Local news outlets have struggled, particularly online, an environment that’s increasingly oriented toward a global audience. For every local news experiment, such as Steven Berlin Johnson’s blog service Outside.in or AOL’s Patch network, there seems to be another closed newspaper, such as the Honolulu Advertiser, or signs of trouble such as those that inspired the Christian Science Monitor to move to a mostly online format. Those local news experiments online haven’t done very well to date. Johnson sold Outside.in to AOL for less than $10 million. Local news sites covered by Technology Review in the past, including YourStreet and Platial, have folded or suffered long-term financial difficulties.

While many have theorized that the Internet ought to help local sites by making it easier to get their voices heard, in practice, sites have struggled to find a place—and business model—for themselves. But the Microsoft results suggest there is a hunger for local news online, according to senior researcher Markus Mobius, who was involved with the project.

The researchers studied data going back to 2009, when Google gave French users the ability to enter geographic information to refine the results of searches done on Google News. The Microsoft researchers got their data from Microsoft’s Bing toolbar, which asks users for permission to track data about online activity. The researchers used this information to study two groups—those who added location information and those who didn’t. Besides this difference, the subjects lived in the same regions and had similar news habits before the change.

For the group that added local results, the researchers found a huge initial spike in local news consumption, both in terms of page views and in time spent on local sites. Perhaps more interesting, once the spike stabilized, there was a lasting effect, Mobius notes. Eight weeks after the change, the researchers found there was a 16 percent increase in the number of unique local outlets that users visited. Their overall news consumption also went up, so the new interest in local news came as an addition to previous habits.

While that all sounds encouraging for the news industry, the researchers noted a significant downside—users visited the home pages of local sites less than before, meaning that local sites lost their role as curators of news. News sites carefully structure their pages to highlight stories they believe are important, but the Microsoft researchers found that aggregators degraded the value of this arrangement.

The researchers say they’re continuing the study, and are interested in looking at how news aggregators affect other types of news consumption. For example, they want to look at whether exposure to left- or right-leaning media through an aggregator can influence a person to read a broader variety of news. They also plan to study how social media habits affect news consumption.

But the researchers’ results—even the ones that sound encouraging—serve to highlight long-standing problems that news outlets are facing, says Scott Karp, cofounder and CEO of Publish2, a content distribution platform that aims to help news organizations make better use of the coverage they produce. “The home page, for national, niche, and local news alike, has been on a long slide into irrelevance,” Karp says.

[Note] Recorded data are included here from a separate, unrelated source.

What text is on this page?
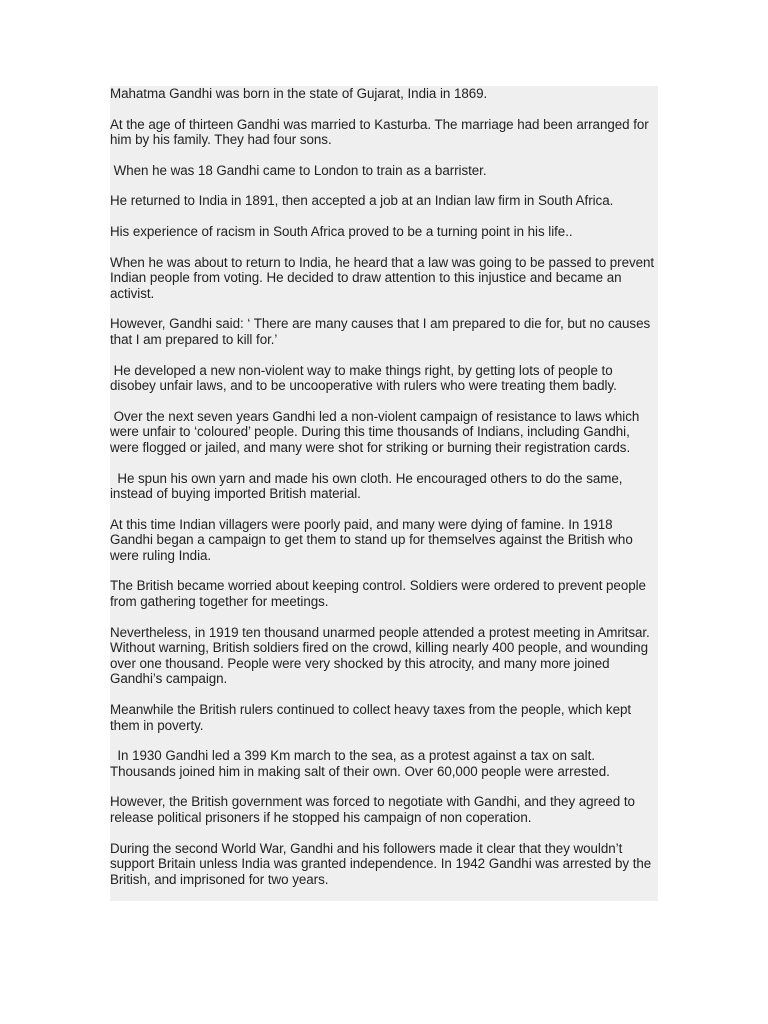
Mahatma Gandhi was born in the state of Gujarat, India in 1869.

At the age of thirteen Gandhi was married to Kasturba. The marriage had been arranged for him by his family. They had four sons.

When he was 18 Gandhi came to London to train as a barrister.

He returned to India in 1891, then accepted a job at an Indian law firm in South Africa.

His experience of racism in South Africa proved to be a turning point in his life..

When he was about to return to India, he heard that a law was going to be passed to prevent Indian people from voting. He decided to draw attention to this injustice and became an activist.

However, Gandhi said: ‘ There are many causes that I am prepared to die for, but no causes that I am prepared to kill for.’

He developed a new non-violent way to make things right, by getting lots of people to disobey unfair laws, and to be uncooperative with rulers who were treating them badly.

Over the next seven years Gandhi led a non-violent campaign of resistance to laws which were unfair to ‘coloured’ people. During this time thousands of Indians, including Gandhi, were flogged or jailed, and many were shot for striking or burning their registration cards.

He spun his own yarn and made his own cloth. He encouraged others to do the same, instead of buying imported British material.

At this time Indian villagers were poorly paid, and many were dying of famine. In 1918 Gandhi began a campaign to get them to stand up for themselves against the British who were ruling India.

The British became worried about keeping control. Soldiers were ordered to prevent people from gathering together for meetings.

Nevertheless, in 1919 ten thousand unarmed people attended a protest meeting in Amritsar. Without warning, British soldiers fired on the crowd, killing nearly 400 people, and wounding over one thousand. People were very shocked by this atrocity, and many more joined Gandhi’s campaign.

Meanwhile the British rulers continued to collect heavy taxes from the people, which kept them in poverty.

In 1930 Gandhi led a 399 Km march to the sea, as a protest against a tax on salt. Thousands joined him in making salt of their own. Over 60,000 people were arrested.

However, the British government was forced to negotiate with Gandhi, and they agreed to release political prisoners if he stopped his campaign of non coperation.

During the second World War, Gandhi and his followers made it clear that they wouldn’t support Britain unless India was granted independence. In 1942 Gandhi was arrested by the British, and imprisoned for two years.
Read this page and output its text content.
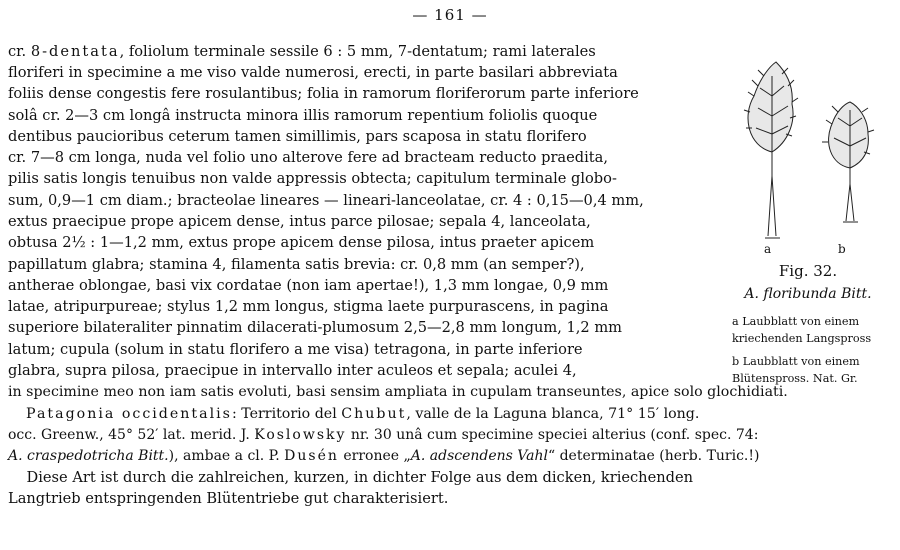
— 161 —
cr. 8-dentata, foliolum terminale sessile 6 : 5 mm, 7-dentatum; rami laterales
floriferi in specimine a me viso valde numerosi, erecti, in parte basilari abbreviata
foliis dense congestis fere rosulantibus; folia in ramorum floriferorum parte inferiore
solâ cr. 2—3 cm longâ instructa minora illis ramorum repentium foliolis quoque
dentibus paucioribus ceterum tamen simillimis, pars scaposa in statu florifero
cr. 7—8 cm longa, nuda vel folio uno alterove fere ad bracteam reducto praedita,
pilis satis longis tenuibus non valde appressis obtecta; capitulum terminale globo-
sum, 0,9—1 cm diam.; bracteolae lineares — lineari-lanceolatae, cr. 4 : 0,15—0,4 mm,
extus praecipue prope apicem dense, intus parce pilosae; sepala 4, lanceolata,
obtusa 2½ : 1—1,2 mm, extus prope apicem dense pilosa, intus praeter apicem
papillatum glabra; stamina 4, filamenta satis brevia: cr. 0,8 mm (an semper?),
antherae oblongae, basi vix cordatae (non iam apertae!), 1,3 mm longae, 0,9 mm
latae, atripurpureae; stylus 1,2 mm longus, stigma laete purpurascens, in pagina
superiore bilateraliter pinnatim dilacerati-plumosum 2,5—2,8 mm longum, 1,2 mm
latum; cupula (solum in statu florifero a me visa) tetragona, in parte inferiore
glabra, supra pilosa, praecipue in intervallo inter aculeos et sepala; aculei 4,
in specimine meo non iam satis evoluti, basi sensim ampliata in cupulam transeuntes, apice solo glochidiati.
Patagonia occidentalis: Territorio del Chubut, valle de la Laguna blanca, 71° 15′ long.
occ. Greenw., 45° 52′ lat. merid. J. Koslowsky nr. 30 unâ cum specimine speciei alterius (conf. spec. 74:
A. craspedotricha Bitt.), ambae a cl. P. Dusén erronee „A. adscendens Vahl“ determinatae (herb. Turic.!)
Diese Art ist durch die zahlreichen, kurzen, in dichter Folge aus dem dicken, kriechenden
Langtrieb entspringenden Blütentriebe gut charakterisiert.
a	b
Fig. 32.
A. floribunda Bitt.
a Laubblatt von einem
kriechenden Langspross
b Laubblatt von einem
Blütenspross. Nat. Gr.
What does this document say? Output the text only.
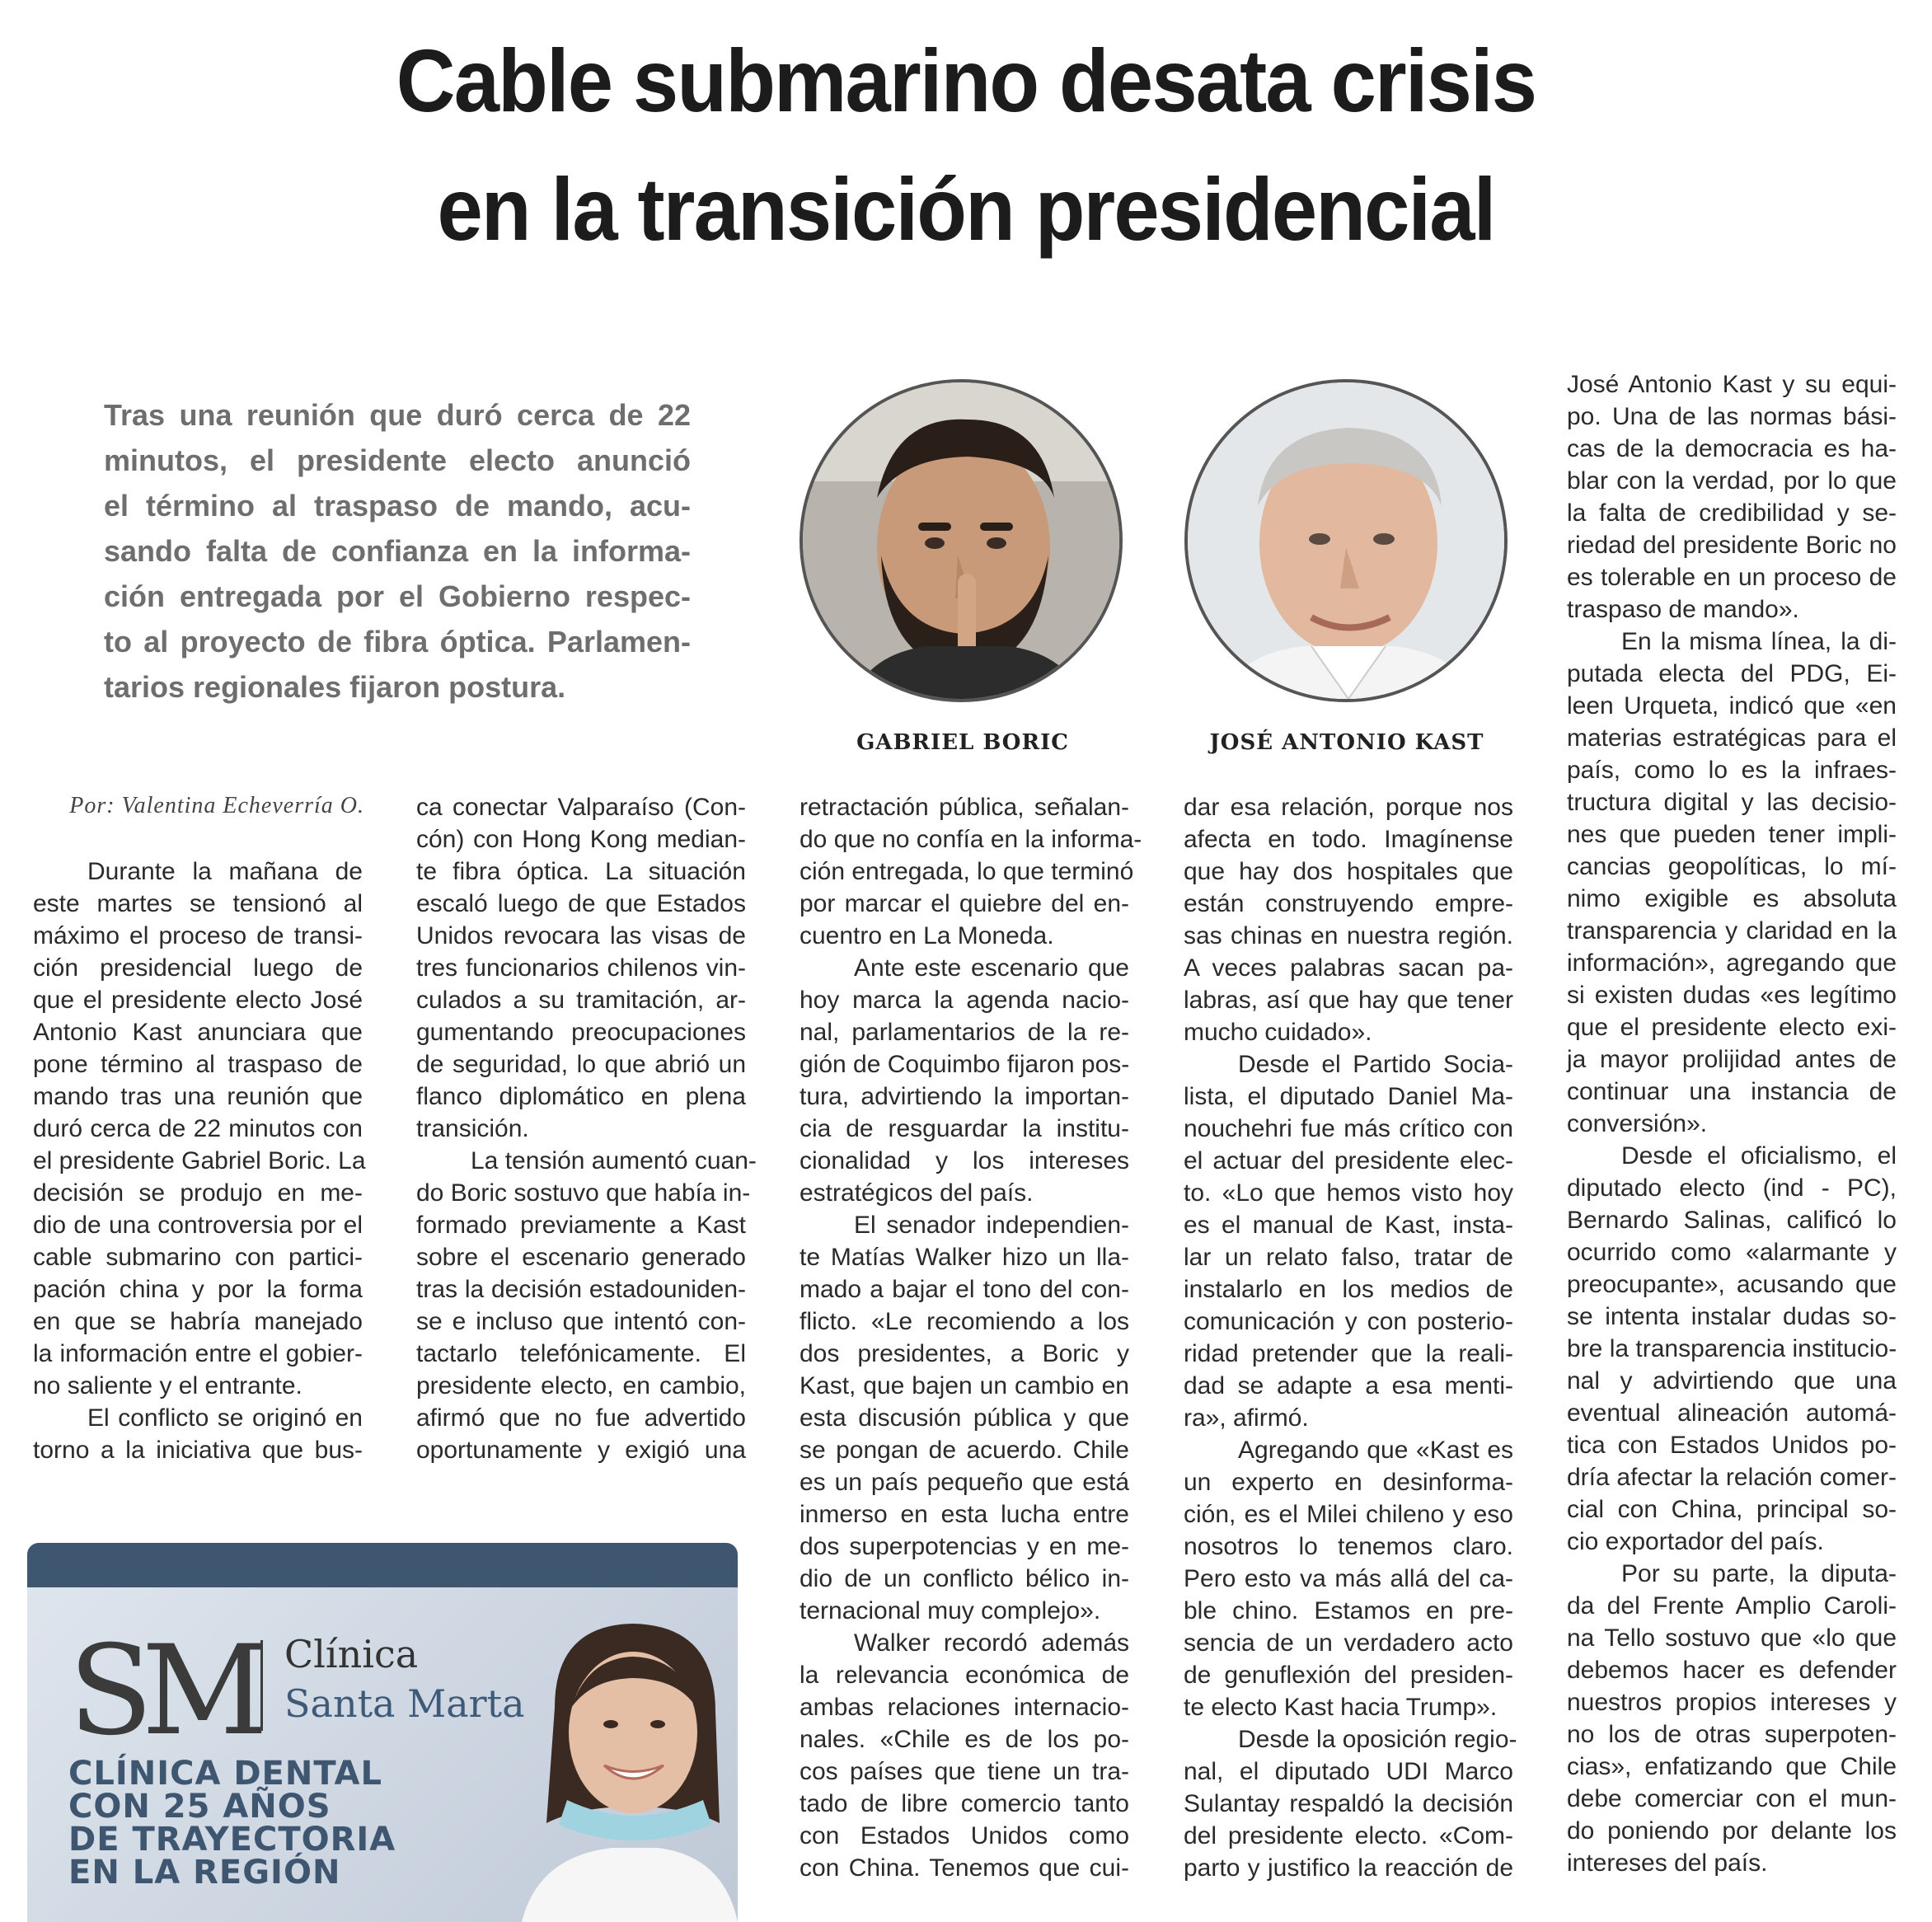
Cable submarino desata crisis
en la transición presidencial
Tras una reunión que duró cerca de 22
minutos, el presidente electo anunció
el término al traspaso de mando, acu-
sando falta de confianza en la informa-
ción entregada por el Gobierno respec-
to al proyecto de fibra óptica. Parlamen-
tarios regionales fijaron postura.
GABRIEL BORIC	JOSÉ ANTONIO KAST
Por: Valentina Echeverría O.
Durante la mañana de
este martes se tensionó al
máximo el proceso de transi-
ción presidencial luego de
que el presidente electo José
Antonio Kast anunciara que
pone término al traspaso de
mando tras una reunión que
duró cerca de 22 minutos con
el presidente Gabriel Boric. La
decisión se produjo en me-
dio de una controversia por el
cable submarino con partici-
pación china y por la forma
en que se habría manejado
la información entre el gobier-
no saliente y el entrante.
El conflicto se originó en
torno a la iniciativa que bus-
ca conectar Valparaíso (Con-
cón) con Hong Kong median-
te fibra óptica. La situación
escaló luego de que Estados
Unidos revocara las visas de
tres funcionarios chilenos vin-
culados a su tramitación, ar-
gumentando preocupaciones
de seguridad, lo que abrió un
flanco diplomático en plena
transición.
La tensión aumentó cuan-
do Boric sostuvo que había in-
formado previamente a Kast
sobre el escenario generado
tras la decisión estadouniden-
se e incluso que intentó con-
tactarlo telefónicamente. El
presidente electo, en cambio,
afirmó que no fue advertido
oportunamente y exigió una
retractación pública, señalan-
do que no confía en la informa-
ción entregada, lo que terminó
por marcar el quiebre del en-
cuentro en La Moneda.
Ante este escenario que
hoy marca la agenda nacio-
nal, parlamentarios de la re-
gión de Coquimbo fijaron pos-
tura, advirtiendo la importan-
cia de resguardar la institu-
cionalidad y los intereses
estratégicos del país.
El senador independien-
te Matías Walker hizo un lla-
mado a bajar el tono del con-
flicto. «Le recomiendo a los
dos presidentes, a Boric y
Kast, que bajen un cambio en
esta discusión pública y que
se pongan de acuerdo. Chile
es un país pequeño que está
inmerso en esta lucha entre
dos superpotencias y en me-
dio de un conflicto bélico in-
ternacional muy complejo».
Walker recordó además
la relevancia económica de
ambas relaciones internacio-
nales. «Chile es de los po-
cos países que tiene un tra-
tado de libre comercio tanto
con Estados Unidos como
con China. Tenemos que cui-
dar esa relación, porque nos
afecta en todo. Imagínense
que hay dos hospitales que
están construyendo empre-
sas chinas en nuestra región.
A veces palabras sacan pa-
labras, así que hay que tener
mucho cuidado».
Desde el Partido Socia-
lista, el diputado Daniel Ma-
nouchehri fue más crítico con
el actuar del presidente elec-
to. «Lo que hemos visto hoy
es el manual de Kast, insta-
lar un relato falso, tratar de
instalarlo en los medios de
comunicación y con posterio-
ridad pretender que la reali-
dad se adapte a esa menti-
ra», afirmó.
Agregando que «Kast es
un experto en desinforma-
ción, es el Milei chileno y eso
nosotros lo tenemos claro.
Pero esto va más allá del ca-
ble chino. Estamos en pre-
sencia de un verdadero acto
de genuflexión del presiden-
te electo Kast hacia Trump».
Desde la oposición regio-
nal, el diputado UDI Marco
Sulantay respaldó la decisión
del presidente electo. «Com-
parto y justifico la reacción de
José Antonio Kast y su equi-
po. Una de las normas bási-
cas de la democracia es ha-
blar con la verdad, por lo que
la falta de credibilidad y se-
riedad del presidente Boric no
es tolerable en un proceso de
traspaso de mando».
En la misma línea, la di-
putada electa del PDG, Ei-
leen Urqueta, indicó que «en
materias estratégicas para el
país, como lo es la infraes-
tructura digital y las decisio-
nes que pueden tener impli-
cancias geopolíticas, lo mí-
nimo exigible es absoluta
transparencia y claridad en la
información», agregando que
si existen dudas «es legítimo
que el presidente electo exi-
ja mayor prolijidad antes de
continuar una instancia de
conversión».
Desde el oficialismo, el
diputado electo (ind - PC),
Bernardo Salinas, calificó lo
ocurrido como «alarmante y
preocupante», acusando que
se intenta instalar dudas so-
bre la transparencia institucio-
nal y advirtiendo que una
eventual alineación automá-
tica con Estados Unidos po-
dría afectar la relación comer-
cial con China, principal so-
cio exportador del país.
Por su parte, la diputa-
da del Frente Amplio Caroli-
na Tello sostuvo que «lo que
debemos hacer es defender
nuestros propios intereses y
no los de otras superpoten-
cias», enfatizando que Chile
debe comerciar con el mun-
do poniendo por delante los
intereses del país.
SM Clínica
Santa Marta
CLÍNICA DENTAL
CON 25 AÑOS
DE TRAYECTORIA
EN LA REGIÓN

This is particularly a problem because the home page is often where sites concentrate their efforts to monetize. “Even worse,” he adds, “local news sites have a glut of poorly monetized page views, which means more page views from aggregators have little business value.”

Karp hopes that local news outlets can convince people to follow them to formats that will serve both outlet and reader better. On tablets and in apps, he says, publishers might be able to regain their power to provide a consistent user experience (rather than being a pit stop as users bounce from one site to another through an aggregator). In the process, he believes, they may find a better return on investment than has so far been the norm online.